Understanding load funds
When an investor purchases a load fund, a portion of the money pays an intermediary – such as a broker or financial advisor – for selling the fund. This fee compensates the advisor for researching the mutual fund and recommending it to the client. For Elephants researching their investment options, reading the fund prospectus is the primary way to identify the exact percentage of the load.
The timing of the commission determines the specific category of the load. Front-end loads are deducted at the time of the initial investment. This reduces the actual amount of capital that buys into the mutual fund. Back-end loads are charged when the investor sells the fund shares. Back-end fees typically decrease over time and reach zero if the investor holds the mutual fund for a set number of years. Level loads apply a consistent annual fee over the duration the mutual fund is held.
The specific regulatory structures governing mutual fund commissions differ across countries, but the concept of paying for distribution is standard in international markets.

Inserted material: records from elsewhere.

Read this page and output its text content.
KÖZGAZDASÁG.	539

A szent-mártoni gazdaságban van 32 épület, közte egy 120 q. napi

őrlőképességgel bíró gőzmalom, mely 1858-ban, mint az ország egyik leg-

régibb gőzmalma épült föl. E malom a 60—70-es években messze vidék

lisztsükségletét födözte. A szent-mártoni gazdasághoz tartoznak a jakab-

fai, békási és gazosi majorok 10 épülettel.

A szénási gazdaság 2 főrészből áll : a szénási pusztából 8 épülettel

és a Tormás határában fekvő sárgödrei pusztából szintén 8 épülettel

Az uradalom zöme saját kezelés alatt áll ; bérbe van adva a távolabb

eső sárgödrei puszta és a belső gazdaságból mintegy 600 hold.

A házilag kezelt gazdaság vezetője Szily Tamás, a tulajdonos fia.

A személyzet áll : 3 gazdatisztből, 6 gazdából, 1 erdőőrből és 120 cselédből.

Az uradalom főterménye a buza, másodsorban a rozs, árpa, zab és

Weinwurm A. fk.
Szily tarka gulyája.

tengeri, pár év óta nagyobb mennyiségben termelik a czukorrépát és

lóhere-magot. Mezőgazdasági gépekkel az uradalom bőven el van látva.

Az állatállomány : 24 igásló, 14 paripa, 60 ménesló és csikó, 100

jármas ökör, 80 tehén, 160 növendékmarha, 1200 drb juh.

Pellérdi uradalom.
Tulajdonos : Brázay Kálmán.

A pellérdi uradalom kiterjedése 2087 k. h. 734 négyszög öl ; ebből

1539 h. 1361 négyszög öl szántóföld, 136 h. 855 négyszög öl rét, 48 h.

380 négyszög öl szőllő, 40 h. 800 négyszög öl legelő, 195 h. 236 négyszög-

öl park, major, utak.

Load funds are the direct alternative to no-load funds, which do not charge sales commissions and are bought straight from the fund provider. The presence of a load pays for the advisory service and is not an indicator of the mutual fund’s future returns.
Example
An elephant named Barnaby wants to invest in a mutual fund focused on peanut agriculture across different continents. Barnaby consults a financial broker to select the right mutual fund. The broker recommends the Savanna Agricultural Fund, which is a load fund with a 5% front-end load. Barnaby decides to invest $10,000. Due to the front-end load, $500 is paid directly to the broker as a sales commission. The remaining $9,500 is invested into the Savanna Agricultural Fund to purchase shares. Barnaby accepts this cost in exchange for the broker’s research and execution services.